それはともかく、陸上自衛隊の思考過程というのは一貫しています。
それは基本的な戦いに勝利するための思考方法です。
ビジネスの世界で「PDCA」という言葉があります。Plan,Do,Check,Actionです。
ビジネスを効率よく進めるための基本的な考え方ですよね。

陸上自衛隊にはこれに相当する言葉として、「IDA」という言葉があります。

「I」はInfomation(情報)、「D」はDecision(決心)、「A」はAction(行動)です。

敵の情報をいち早く掴み、彼我の戦力分析を行い、自らの行動方針を決め、部隊指揮官が決心し、敵に先んじて行動を開始する。
さらに行動の結果に基づいて新たな情報を取得、それに基づき行動計画の修正を行い、決心、行動、とこのサイクルを早く回すことで敵に勝利するのです。

ここでのポイントは、自分たちが知りえた情報を基に敵の行動を予測する際、いろんなパターンを予測しそれに応じた我の行動計画を立てることにあります。

この我の行動計画のことをOwn Course(オウン・コース)といいます。
そしていくつもの行動計画を立てる際には、この頭文字である「O」を取って、「O-1」、「O-2」、「O-3」などと区別します。

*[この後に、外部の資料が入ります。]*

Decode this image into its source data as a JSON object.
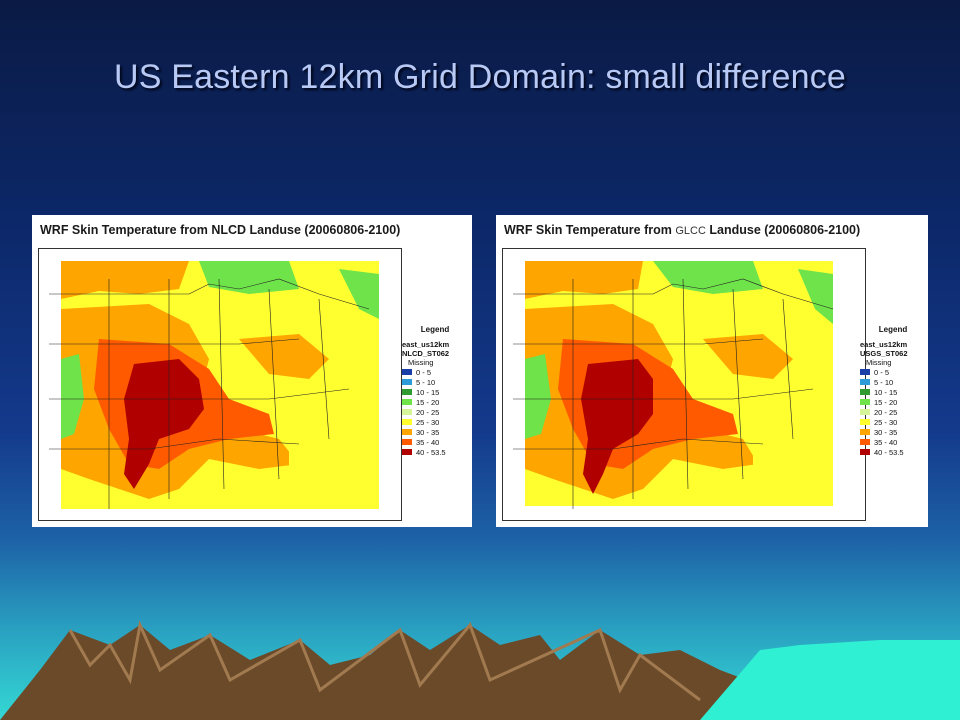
{
  "slide": {
    "title": "US Eastern 12km Grid Domain: small difference"
  },
  "colors": {
    "range_0_5": "#1a3ea8",
    "range_5_10": "#2c9bd8",
    "range_10_15": "#2f9a2f",
    "range_15_20": "#6fe34a",
    "range_20_25": "#d6f59a",
    "range_25_30": "#ffff30",
    "range_30_35": "#ffa500",
    "range_35_40": "#ff5a00",
    "range_40_53_5": "#b00000"
  },
  "maps": [
    {
      "title_prefix": "WRF Skin Temperature from",
      "title_source": "NLCD",
      "title_suffix": "Landuse (20060806-2100)",
      "legend": {
        "heading": "Legend",
        "domain": "east_us12km",
        "layer": "NLCD_ST062",
        "missing": "Missing",
        "items": [
          "0 - 5",
          "5 - 10",
          "10 - 15",
          "15 - 20",
          "20 - 25",
          "25 - 30",
          "30 - 35",
          "35 - 40",
          "40 - 53.5"
        ]
      }
    },
    {
      "title_prefix": "WRF Skin Temperature from",
      "title_source": "GLCC",
      "title_suffix": "Landuse (20060806-2100)",
      "legend": {
        "heading": "Legend",
        "domain": "east_us12km",
        "layer": "USGS_ST062",
        "missing": "Missing",
        "items": [
          "0 - 5",
          "5 - 10",
          "10 - 15",
          "15 - 20",
          "20 - 25",
          "25 - 30",
          "30 - 35",
          "35 - 40",
          "40 - 53.5"
        ]
      }
    }
  ]
}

さらに「O-1」にもバリエーションがある場合は「O-1-ア」、「O-1-イ」などと枝番をつけていきます。
指揮官はこれらの行動計画案の中から最も効果的で勝算の高い案を選択、決心し部隊に命令を与えるのです。

敵の行動予測に応じていくつもの作戦計画を立てる、これこそが「答えはひとつじゃない!」なのです。
敵の行動はひとつじゃない、それに基づく我の作戦もひとつじゃない、こういう陸上自衛隊の思考過程を通して、私の頭の中に「答えはひとつじゃない!」という言葉が住みついたのだと思うのです。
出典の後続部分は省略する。